(ket: dua dari kanan) KH. Abdul Malik Madani hadiri halaqah ke-10 di Pondok Pesantren Ali Maksum Krapyak Yogyakarta, Rabu (14/8/19). (Foto: Aros)

Tebuireng.online– Melihat perjuangan Komitte Khittah NU 1926 yang semakin masif, KH Abdul Malik Madani tergerak hadir untuk menyampaikan pandangan umum terkait Khittah NU pada Halaqah ke-10 di Pesantren Ali Maksum Krapyak Yogyakarta pada Rabu (14/8/19).

Kiai Malik kembali menekankan soal cara NU dalam berpolitik. “Komite ini sebenarnya tujuannya untuk menimbang diri sebelum ditimbang oleh yang lain termasuk ditimbang oleh Allah SWT,” ungkapnya saat memberikan pandangan umum tentang Khittah NU.

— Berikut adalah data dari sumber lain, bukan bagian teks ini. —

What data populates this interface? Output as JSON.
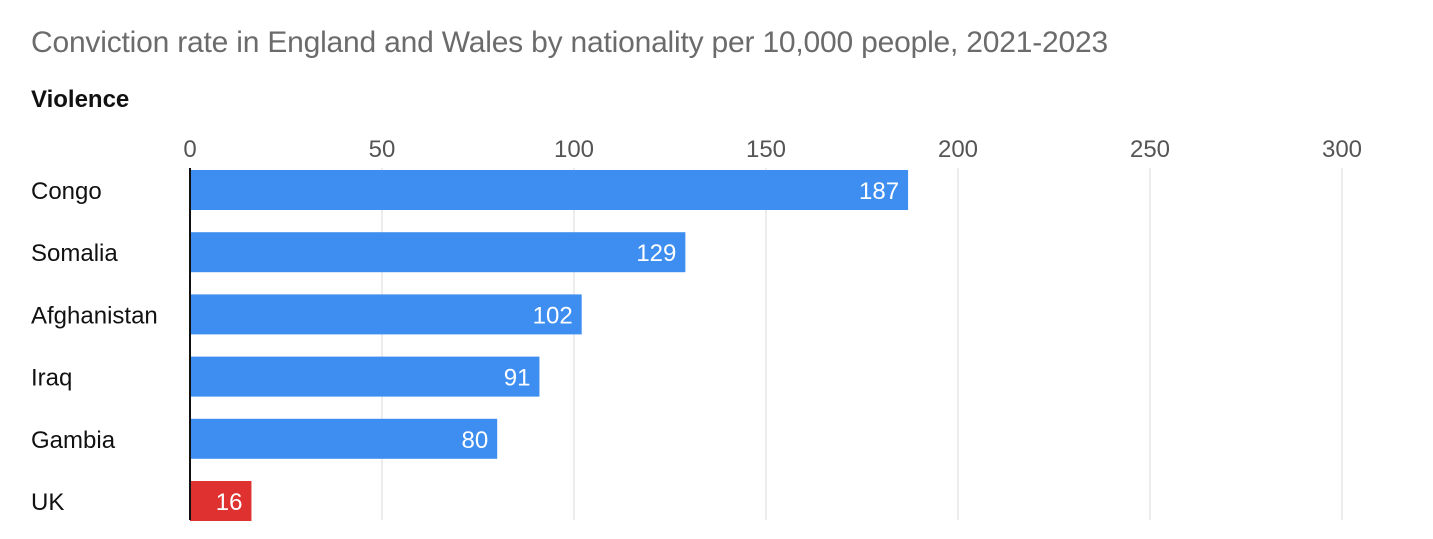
{
  "title": "Conviction rate in England and Wales by nationality per 10,000 people, 2021-2023",
  "subtitle": "Violence",
  "colors": {
    "default_bar": "#3d8ef0",
    "highlight_bar": "#e03131",
    "gridline": "#e6e6e6",
    "axis": "#111111"
  },
  "chart_data": {
    "type": "bar",
    "orientation": "horizontal",
    "title": "Conviction rate in England and Wales by nationality per 10,000 people, 2021-2023",
    "subtitle": "Violence",
    "categories": [
      "Congo",
      "Somalia",
      "Afghanistan",
      "Iraq",
      "Gambia",
      "UK"
    ],
    "values": [
      187,
      129,
      102,
      91,
      80,
      16
    ],
    "highlight": [
      "UK"
    ],
    "xlim": [
      0,
      300
    ],
    "xticks": [
      0,
      50,
      100,
      150,
      200,
      250,
      300
    ],
    "xtick_labels": [
      "0",
      "50",
      "100",
      "150",
      "200",
      "250",
      "300"
    ],
    "xaxis_position": "top",
    "grid": true,
    "data_labels": true
  }
}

Menurut mantan Khatib Aam Syuriah PBNU itu mengatakan bahwa halaqah ini pada hakikatnya muhasabtun nafs (mengoreksi diri) mengenai Nahdliyin dan NU bukan untuk membenturkan antar pihak.

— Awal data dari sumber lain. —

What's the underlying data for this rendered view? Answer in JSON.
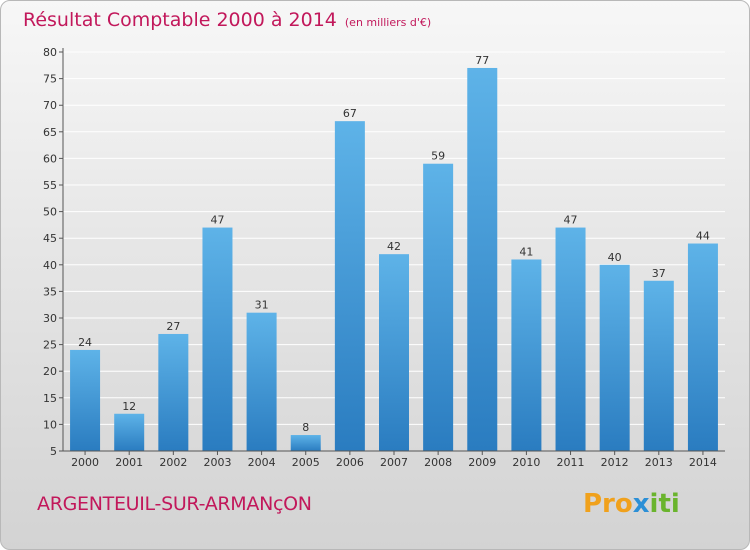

“Bahagialah orang yang sibuk dengan memperbincangkan kekurangan diri. Kekurangan ormas sendiri sebelum membicarakan ormas lain,” tambahnya.

Berangkat dari niat baik itu, lanjut kiai asal Madura itu, Komite ini sudah melaksanakan halaqah sampai 10 kali. Gerakan ini merupakan langkah evaluasi diri diajak kembali kepada syakhsiyahnya atau kepada jati diri NU, supaya tidak kehilangan jati diri.

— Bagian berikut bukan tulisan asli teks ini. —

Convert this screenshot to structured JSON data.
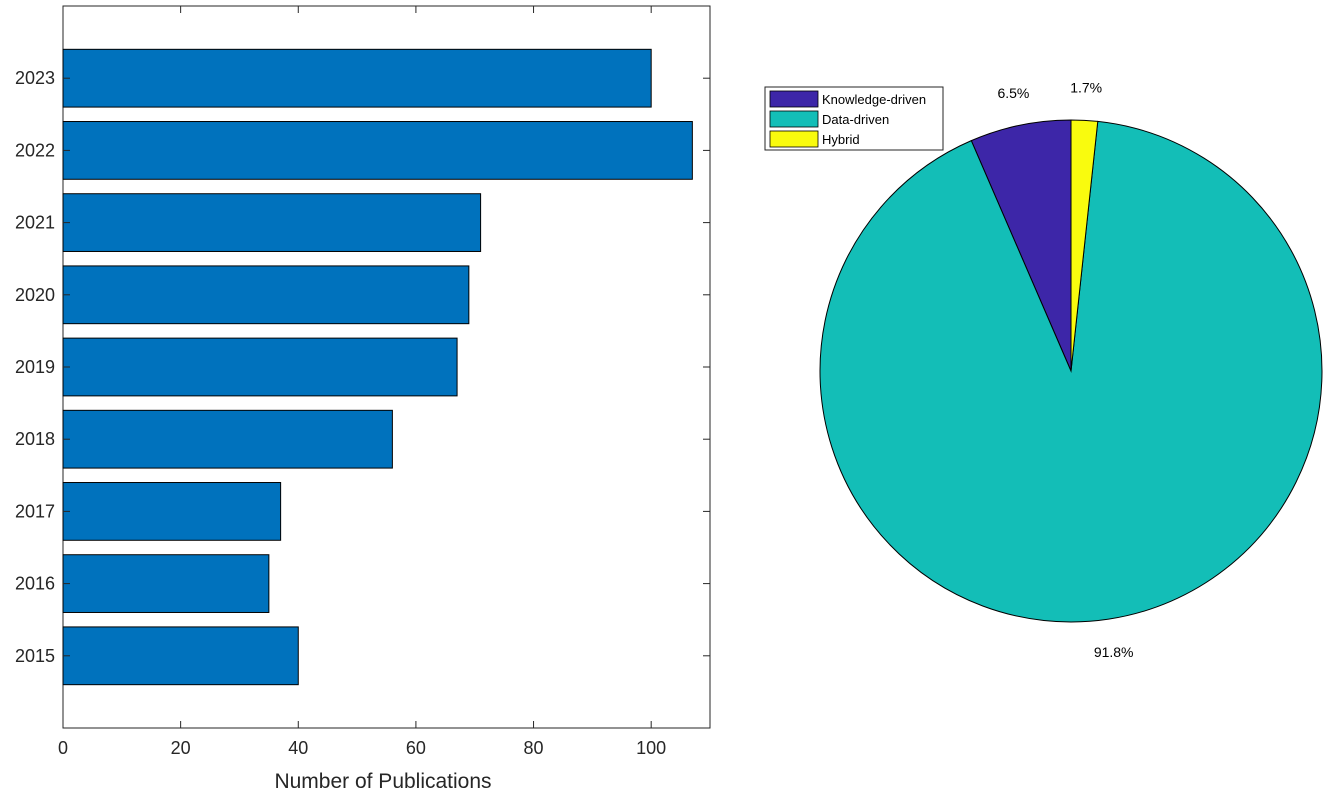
{
  "chart_data": [
    {
      "type": "bar",
      "orientation": "horizontal",
      "categories": [
        "2015",
        "2016",
        "2017",
        "2018",
        "2019",
        "2020",
        "2021",
        "2022",
        "2023"
      ],
      "values": [
        40,
        35,
        37,
        56,
        67,
        69,
        71,
        107,
        100
      ],
      "xlabel": "Number of Publications",
      "ylabel": "",
      "xlim": [
        0,
        110
      ],
      "xticks": [
        "0",
        "20",
        "40",
        "60",
        "80",
        "100"
      ],
      "bar_color": "#0072BD",
      "grid": false
    },
    {
      "type": "pie",
      "legend_position": "top-left",
      "slices": [
        {
          "label": "Knowledge-driven",
          "value": 6.5,
          "text": "6.5%",
          "color": "#3D26A8"
        },
        {
          "label": "Data-driven",
          "value": 91.8,
          "text": "91.8%",
          "color": "#13BEB7"
        },
        {
          "label": "Hybrid",
          "value": 1.7,
          "text": "1.7%",
          "color": "#F9FB0E"
        }
      ]
    }
  ]
}
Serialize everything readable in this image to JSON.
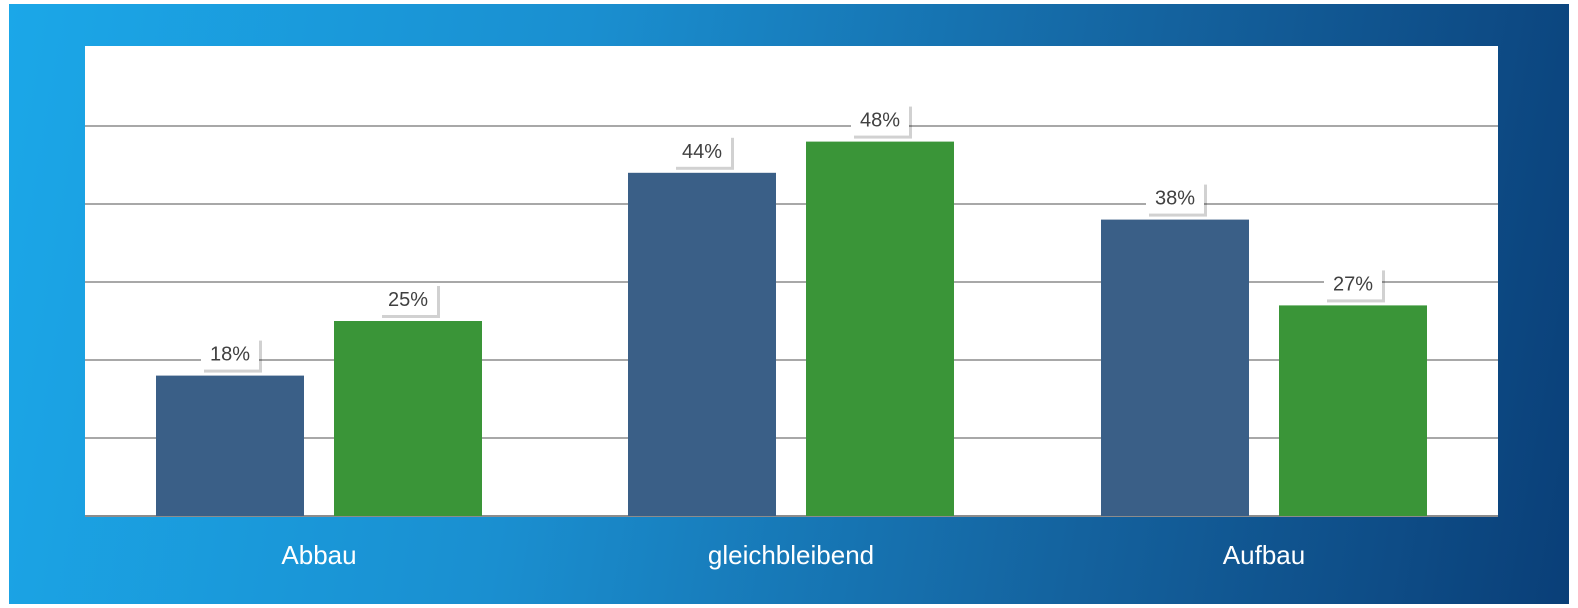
{
  "colors": {
    "series_1": "#3a5f87",
    "series_2": "#3a9538",
    "plot_background": "#ffffff",
    "gridline": "#8c8c8c",
    "category_label": "#ffffff"
  },
  "chart_data": {
    "type": "bar",
    "categories": [
      "Abbau",
      "gleichbleibend",
      "Aufbau"
    ],
    "series": [
      {
        "values": [
          18,
          44,
          38
        ],
        "labels": [
          "18%",
          "44%",
          "38%"
        ]
      },
      {
        "values": [
          25,
          48,
          27
        ],
        "labels": [
          "25%",
          "48%",
          "27%"
        ]
      }
    ],
    "ylim": [
      0,
      60
    ],
    "grid": true,
    "legend": "none"
  }
}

Majalah TebuirengIklan Tebuireng Online

Jati diri yang dimaksud Kiai Malik adalah identitas NU sebagai Jamiyah Diniyah Ijtimaiyyah (organisasi keagamaan dan kemasyarakatan).

“Jamiyah itu mengumpulkan menghimpun, akhirnya berhenti pada sifatnya pada perkumpulan. Padahal harusnya Bukan jamiyah saja tapi munadhomah (termanag) Tanpa tandhim (manajemen), NU tidak punya makna apa-apa walau anggotanya banyak di seluruh Indonesia. Menurutnya NU sekarang dikelola dengan managemen asal-asalan.

“Kalau NU ingin maju sebagai organisasi ubah dari jamiyah saja menjadi jamiyah yang munadhomah, ” terangnya.

Mengulang pidato khittahnya di Halaqah ke-8 di Banten, Kiai Malik menyampaikan pengarahan dari KH M. A. Sahal Mahfudz saat membuka rapat pleno di Universitas Studi Ilmu al Quran Wonosobo (Unsiq), bahwa NU tidak anti politik tetapi memiliki politik yang tinggi.

Politik itu ada dua, yaitu politik tingkat rendah Siyayah safilah, politik tingkat tinggi siyasah aliyah samiyah. Khittah NU tidak berputar pada politik rendahan alias politik kekuasaan, karena urusan itu sudah diserahkan ke parpol.

“NU terlalu agung untuk mengurusi politik murahan. NU mengurus siyasah aliyah samiyah high politic. Kalau NU mengurus keduanya NU akan benturan di kalangan internal sendiri,” ungkapnya.

Untuk itu, tambah Kiai Malik, perlu untuk diketahui 3 jenis politik yang dianut oleh NU yaitu Politik Kebangsaan, Politik Kerakyatan, dan Etika Politik.